Anyway, he wakes up with a do-over.

The principal says, “This is an awful thing that’s happened to you, but it’s also presenting you with a rare opportunity. You have the chance to rebuild yourself from the ground up, to make a completely fresh start. Don’t squander it! I’m sure you’re not feeling very lucky, but there are millions of people who’d give anything to stand where you stand right now – in front of a completely blank canvas.”

Last Sunday, the message was essentially the plot of this kids’ book. If I had read it earlier, I would have quoted it then. In fact, we also asked the question, “Who are we going to be?”

It’s New Years, and I love New Years! I always get squishy and reflective around New Years. Maybe more so this year, wondering who I am, who I’m going to become. 

The message of the Gospel is that today is new, we are new. That today is not just an extension of yesterday.

But still we repeat lies like ‘it is what it is,’ ‘I’ll always be that way,’ ‘it’s just the way he/she is, the way I am, the way we are,’ or ‘they’ll never change,’ along with so many others that keep us stuck. So we stay in jobs we hate, unhealthy relationships, or unfulfilling lives believing these hopeless stories that cast us as helpless victims, chained to narratives that lack imagination and suck our souls dry. 

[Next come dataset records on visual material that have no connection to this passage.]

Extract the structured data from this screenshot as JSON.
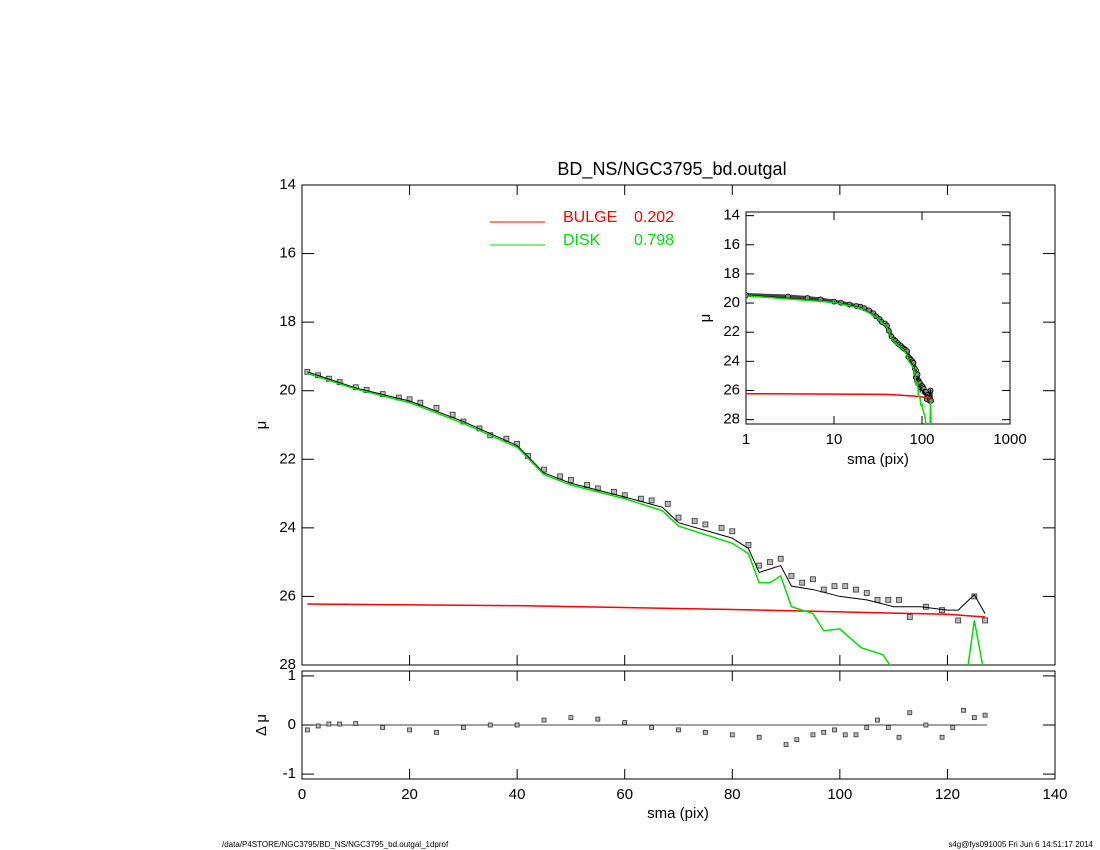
{
  "chart_data": [
    {
      "type": "line",
      "title": "BD_NS/NGC3795_bd.outgal",
      "ylabel": "μ",
      "xlim": [
        0,
        140
      ],
      "xticks": [
        0,
        20,
        40,
        60,
        80,
        100,
        120,
        140
      ],
      "ylim": [
        14,
        28
      ],
      "yticks": [
        14,
        16,
        18,
        20,
        22,
        24,
        26,
        28
      ],
      "series": [
        {
          "color": "#000000",
          "marker": "square",
          "x": [
            1,
            3,
            5,
            7,
            10,
            12,
            15,
            18,
            20,
            22,
            25,
            28,
            30,
            33,
            35,
            38,
            40,
            42,
            45,
            48,
            50,
            53,
            55,
            58,
            60,
            63,
            65,
            68,
            70,
            73,
            75,
            78,
            80,
            83,
            85,
            87,
            89,
            91,
            93,
            95,
            97,
            99,
            101,
            103,
            105,
            107,
            109,
            111,
            113,
            116,
            119,
            122,
            125,
            127
          ],
          "values": [
            19.45,
            19.55,
            19.65,
            19.75,
            19.9,
            19.98,
            20.1,
            20.2,
            20.25,
            20.35,
            20.5,
            20.7,
            20.9,
            21.1,
            21.3,
            21.4,
            21.55,
            21.9,
            22.3,
            22.5,
            22.6,
            22.75,
            22.85,
            22.95,
            23.05,
            23.15,
            23.2,
            23.3,
            23.7,
            23.8,
            23.9,
            24.0,
            24.1,
            24.5,
            25.1,
            25.0,
            24.9,
            25.4,
            25.6,
            25.5,
            25.8,
            25.7,
            25.7,
            25.8,
            25.9,
            26.1,
            26.1,
            26.1,
            26.6,
            26.3,
            26.4,
            26.7,
            26.0,
            26.7
          ]
        },
        {
          "color": "#000000",
          "x": [
            1,
            10,
            20,
            30,
            40,
            45,
            50,
            60,
            67,
            70,
            80,
            83,
            85,
            87,
            89,
            91,
            95,
            100,
            105,
            110,
            115,
            120,
            122,
            125,
            127
          ],
          "values": [
            19.45,
            19.92,
            20.3,
            20.9,
            21.6,
            22.4,
            22.7,
            23.1,
            23.4,
            23.85,
            24.3,
            24.6,
            25.3,
            25.2,
            25.1,
            25.7,
            25.8,
            26.0,
            26.1,
            26.3,
            26.3,
            26.4,
            26.4,
            25.95,
            26.5
          ]
        },
        {
          "name": "BULGE",
          "fraction": 0.202,
          "color": "#ff0000",
          "x": [
            1,
            40,
            80,
            100,
            120,
            127
          ],
          "values": [
            26.22,
            26.27,
            26.38,
            26.45,
            26.52,
            26.6
          ]
        },
        {
          "name": "DISK",
          "fraction": 0.798,
          "color": "#00e000",
          "x": [
            1,
            10,
            20,
            30,
            40,
            45,
            50,
            60,
            67,
            70,
            80,
            83,
            85,
            87,
            89,
            91,
            95,
            97,
            100,
            104,
            108,
            111,
            123.5,
            125,
            127
          ],
          "values": [
            19.5,
            19.95,
            20.35,
            20.95,
            21.65,
            22.45,
            22.75,
            23.15,
            23.5,
            23.95,
            24.45,
            24.75,
            25.6,
            25.6,
            25.4,
            26.3,
            26.5,
            27.0,
            26.95,
            27.5,
            27.7,
            28.4,
            28.4,
            26.7,
            28.4
          ]
        }
      ]
    },
    {
      "type": "scatter",
      "xlabel": "sma (pix)",
      "ylabel": "Δ μ",
      "ylim": [
        -1.1,
        1.1
      ],
      "yticks": [
        -1,
        0,
        1
      ],
      "series": [
        {
          "color": "#000000",
          "marker": "square",
          "x": [
            1,
            3,
            5,
            7,
            10,
            15,
            20,
            25,
            30,
            35,
            40,
            45,
            50,
            55,
            60,
            65,
            70,
            75,
            80,
            85,
            90,
            92,
            95,
            97,
            99,
            101,
            103,
            105,
            107,
            109,
            111,
            113,
            116,
            119,
            121,
            123,
            125,
            127
          ],
          "values": [
            -0.1,
            -0.02,
            0.02,
            0.02,
            0.03,
            -0.05,
            -0.1,
            -0.15,
            -0.05,
            0,
            0,
            0.1,
            0.15,
            0.12,
            0.05,
            -0.05,
            -0.1,
            -0.15,
            -0.2,
            -0.25,
            -0.4,
            -0.3,
            -0.2,
            -0.15,
            -0.1,
            -0.2,
            -0.2,
            -0.05,
            0.1,
            -0.05,
            -0.25,
            0.25,
            0,
            -0.25,
            -0.05,
            0.3,
            0.15,
            0.2
          ]
        }
      ]
    },
    {
      "type": "line",
      "xscale": "log",
      "xlabel": "sma (pix)",
      "ylabel": "μ",
      "xlim": [
        1,
        1000
      ],
      "xticks": [
        1,
        10,
        100,
        1000
      ],
      "ylim": [
        13.75,
        28.3
      ],
      "yticks": [
        14,
        16,
        18,
        20,
        22,
        24,
        26,
        28
      ]
    }
  ],
  "footer": {
    "left": "/data/P4STORE/NGC3795/BD_NS/NGC3795_bd.outgal_1dprof",
    "right": "s4g@fys091005  Fri Jun  6 14:51:17 2014"
  }
}
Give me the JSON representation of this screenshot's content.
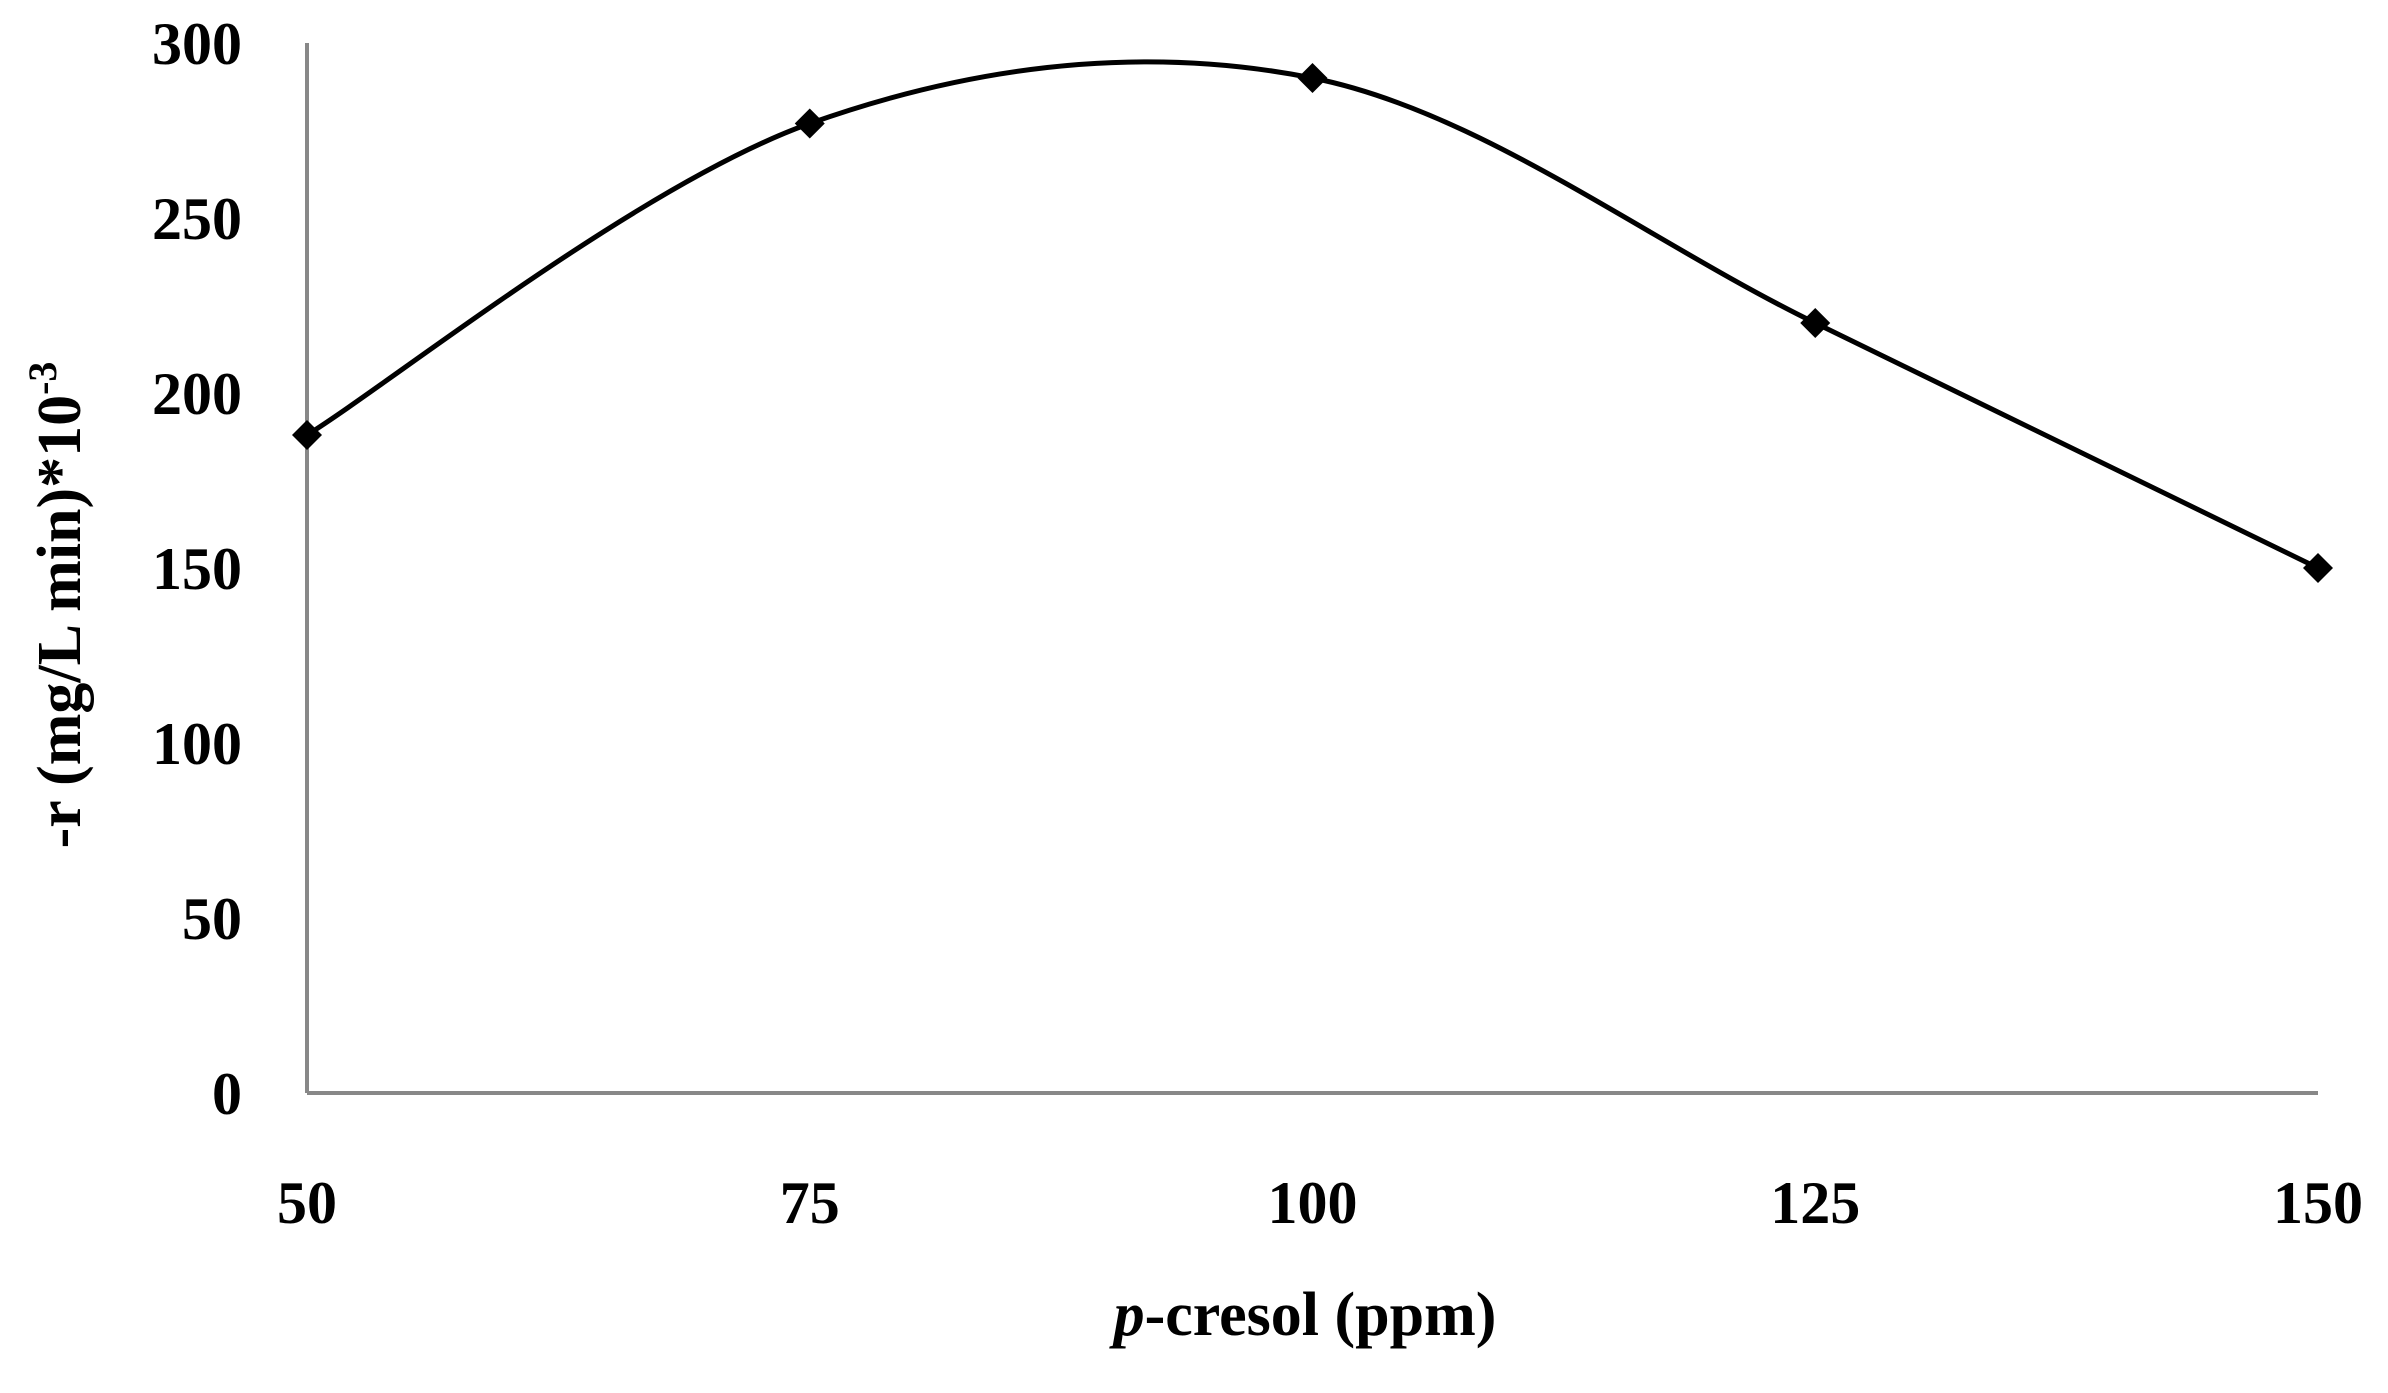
{
  "chart_data": {
    "type": "line",
    "title": "",
    "xlabel_prefix": "p",
    "xlabel_suffix": "-cresol (ppm)",
    "ylabel_main": "-r (mg/L min)*10",
    "ylabel_sup": "-3",
    "x": [
      50,
      75,
      100,
      125,
      150
    ],
    "series": [
      {
        "values": [
          188,
          277,
          290,
          220,
          150
        ]
      }
    ],
    "xticks": [
      "50",
      "75",
      "100",
      "125",
      "150"
    ],
    "yticks": [
      "0",
      "50",
      "100",
      "150",
      "200",
      "250",
      "300"
    ],
    "xlim": [
      50,
      150
    ],
    "ylim": [
      0,
      300
    ],
    "grid": false,
    "legend": "none",
    "line_style": "smoothed",
    "marker": "diamond",
    "line_color": "#000000",
    "axis_color": "#888888"
  }
}
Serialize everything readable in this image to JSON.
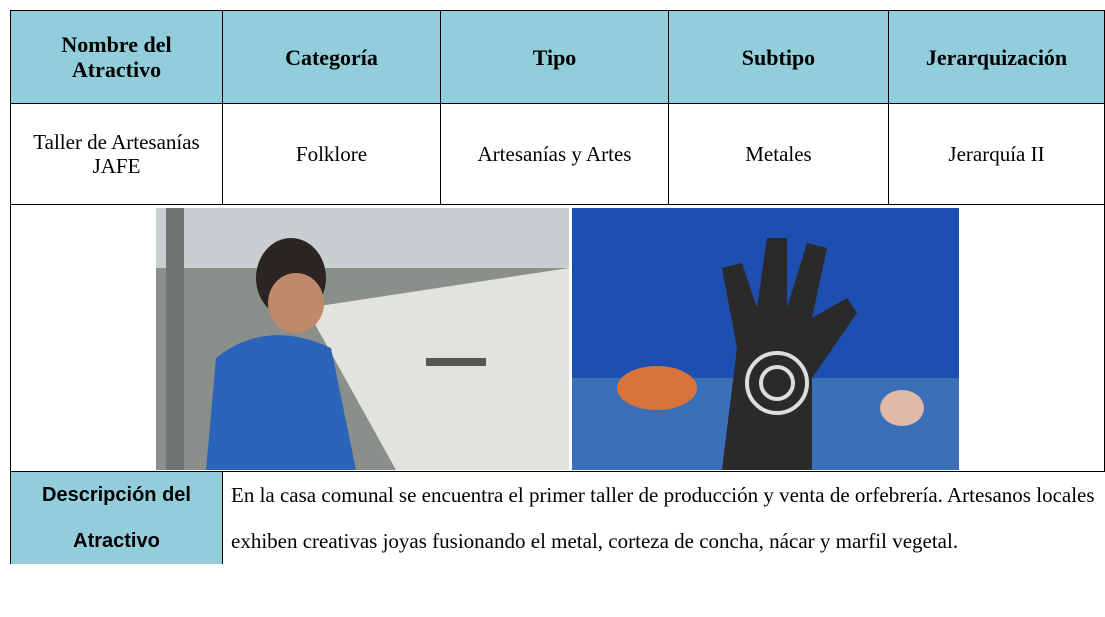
{
  "table": {
    "headers": [
      "Nombre del Atractivo",
      "Categoría",
      "Tipo",
      "Subtipo",
      "Jerarquización"
    ],
    "rows": [
      [
        "Taller de Artesanías JAFE",
        "Folklore",
        "Artesanías y Artes",
        "Metales",
        "Jerarquía II"
      ]
    ]
  },
  "description": {
    "label": "Descripción del Atractivo",
    "text": "En la casa comunal se encuentra el primer taller de producción y venta de orfebrería. Artesanos locales exhiben creativas joyas fusionando el metal, corteza de concha, nácar y marfil vegetal."
  }
}
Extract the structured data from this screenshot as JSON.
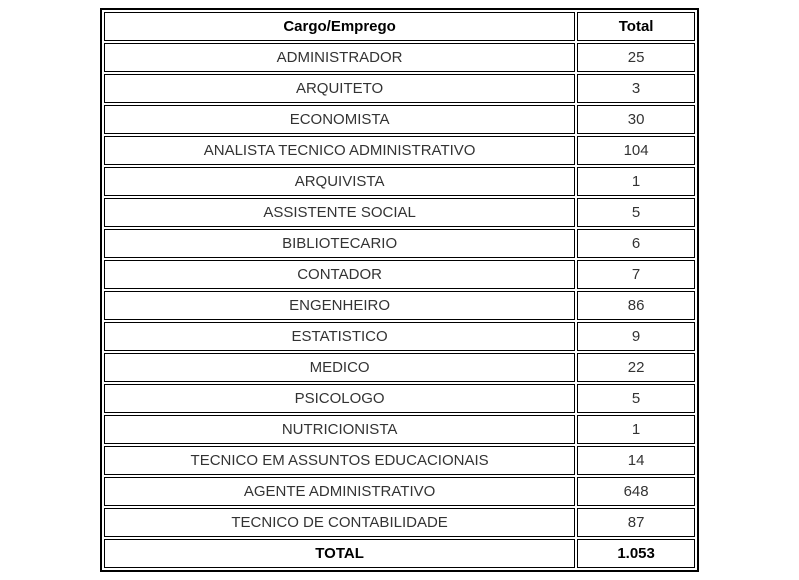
{
  "table": {
    "type": "table",
    "columns": [
      {
        "label": "Cargo/Emprego",
        "align": "center",
        "width_pct": 80
      },
      {
        "label": "Total",
        "align": "center",
        "width_pct": 20
      }
    ],
    "rows": [
      {
        "cargo": "ADMINISTRADOR",
        "total": "25"
      },
      {
        "cargo": "ARQUITETO",
        "total": "3"
      },
      {
        "cargo": "ECONOMISTA",
        "total": "30"
      },
      {
        "cargo": "ANALISTA TECNICO ADMINISTRATIVO",
        "total": "104"
      },
      {
        "cargo": "ARQUIVISTA",
        "total": "1"
      },
      {
        "cargo": "ASSISTENTE SOCIAL",
        "total": "5"
      },
      {
        "cargo": "BIBLIOTECARIO",
        "total": "6"
      },
      {
        "cargo": "CONTADOR",
        "total": "7"
      },
      {
        "cargo": "ENGENHEIRO",
        "total": "86"
      },
      {
        "cargo": "ESTATISTICO",
        "total": "9"
      },
      {
        "cargo": "MEDICO",
        "total": "22"
      },
      {
        "cargo": "PSICOLOGO",
        "total": "5"
      },
      {
        "cargo": "NUTRICIONISTA",
        "total": "1"
      },
      {
        "cargo": "TECNICO EM ASSUNTOS EDUCACIONAIS",
        "total": "14"
      },
      {
        "cargo": "AGENTE ADMINISTRATIVO",
        "total": "648"
      },
      {
        "cargo": "TECNICO DE CONTABILIDADE",
        "total": "87"
      }
    ],
    "footer": {
      "label": "TOTAL",
      "value": "1.053"
    },
    "styling": {
      "border_color": "#000000",
      "outer_border_width": 2,
      "cell_border_width": 1,
      "background_color": "#ffffff",
      "text_color": "#333333",
      "header_text_color": "#000000",
      "font_size": 15,
      "font_family": "Arial",
      "cell_spacing": 2
    }
  }
}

We don’t usually get a cliched soap opera twist to provide us this opportunity, but we don’t need one. We already have a reason, an opportunity – we just don’t take it. 

We are more open to the possibilities at New Years, right?

There’s a favorite story of mine in Genesis, where Jacob wakes up and says, “God was in this place, and I was unaware.” I think of that often, that I don’t want to wake up and say, “I was unaware.” What if we live our whole lives with the invitation to be new, to change (us, the world, anything and everything), to imagine, to find peace, to give/receive/experience Love… And we miss it? What if we leave that invitation unopened?

We probably don’t have to leave those jobs or relationships or lives, (maybe we do), we just have to transform the way we see them. We simply have to see them from a different angle with different eyes. What if we woke up with a blank canvas, free from the disappointment of unrealized expectations – of ourselves and of others? What if we had today to ask and to answer who we are going to become?

We don’t need amnesia, just a mustard seed of faith that things could be different.  

The book was amazing, by the way. I bet Elisha would be happy to let you borrow it.